Let us look too to that ridiculous moving picture of the love-letters of Dylan Thomas, The Edge of Love. Let us all admire Sienna Miller's moue but not the dipsomaniac's sullen art. Let us now wear tea dresses and scratchy cardigans. Let us buy beautiful fifties cotton sun-dresses and take the scissors to their knee-length hems.

And let's look onwards to Kubric’s apple-cheeked Lolita--a favourite of the girl-blogger. A proliferation of girls snapped in heart-shaped specs and slick mouths are popping up everywhere. Let us look to emulating sexually precocious twelve-year-old girls and to Chuppa-chups, and to malt and French fries.

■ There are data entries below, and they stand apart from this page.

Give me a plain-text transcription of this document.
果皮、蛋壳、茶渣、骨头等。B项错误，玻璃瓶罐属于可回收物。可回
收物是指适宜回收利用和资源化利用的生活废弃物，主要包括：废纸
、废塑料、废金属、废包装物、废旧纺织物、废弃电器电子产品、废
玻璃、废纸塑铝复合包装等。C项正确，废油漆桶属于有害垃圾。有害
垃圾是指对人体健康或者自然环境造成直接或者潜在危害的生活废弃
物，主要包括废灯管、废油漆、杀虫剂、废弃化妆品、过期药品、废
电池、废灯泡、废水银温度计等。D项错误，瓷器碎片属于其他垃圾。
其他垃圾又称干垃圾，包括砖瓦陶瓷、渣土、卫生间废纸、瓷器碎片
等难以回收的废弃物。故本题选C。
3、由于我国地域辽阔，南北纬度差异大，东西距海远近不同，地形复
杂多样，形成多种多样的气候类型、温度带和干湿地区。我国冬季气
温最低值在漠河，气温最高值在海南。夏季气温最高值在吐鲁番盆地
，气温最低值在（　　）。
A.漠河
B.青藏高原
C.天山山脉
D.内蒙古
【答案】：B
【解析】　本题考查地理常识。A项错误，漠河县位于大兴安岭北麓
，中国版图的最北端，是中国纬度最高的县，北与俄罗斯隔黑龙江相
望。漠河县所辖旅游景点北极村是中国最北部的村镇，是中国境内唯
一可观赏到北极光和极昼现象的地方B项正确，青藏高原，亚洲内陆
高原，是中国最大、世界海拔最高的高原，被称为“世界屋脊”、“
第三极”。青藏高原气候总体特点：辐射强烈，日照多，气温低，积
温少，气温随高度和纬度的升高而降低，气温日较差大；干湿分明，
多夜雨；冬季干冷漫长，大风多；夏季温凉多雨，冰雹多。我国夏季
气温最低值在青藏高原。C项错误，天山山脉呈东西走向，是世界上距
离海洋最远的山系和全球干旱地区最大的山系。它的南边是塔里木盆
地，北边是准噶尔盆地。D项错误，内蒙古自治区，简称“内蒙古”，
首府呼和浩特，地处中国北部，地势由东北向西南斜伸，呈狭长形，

And if we must read, let us look to all fictional floozies. I am made rather uneasy, indeed, (as is Ms Susan Faludi) by a staggering number of women exhibiting an eager return to the feminine—the domestic—the feeble. Local fashion bloggers have been piping in unison that Daisy Buchanan of The Great Gatsby is a ‘literary crush’ of theirs. Insubstantial, flimsy, cotton-wool Daisy. Daisy: a figurehead for all the vapidity and callousness of the roaring twenties. Do let's look to Daisy and take her remark, "[...] a fool--that's the best thing a girl can be in this world, a beautiful little fool." as sterling instruction.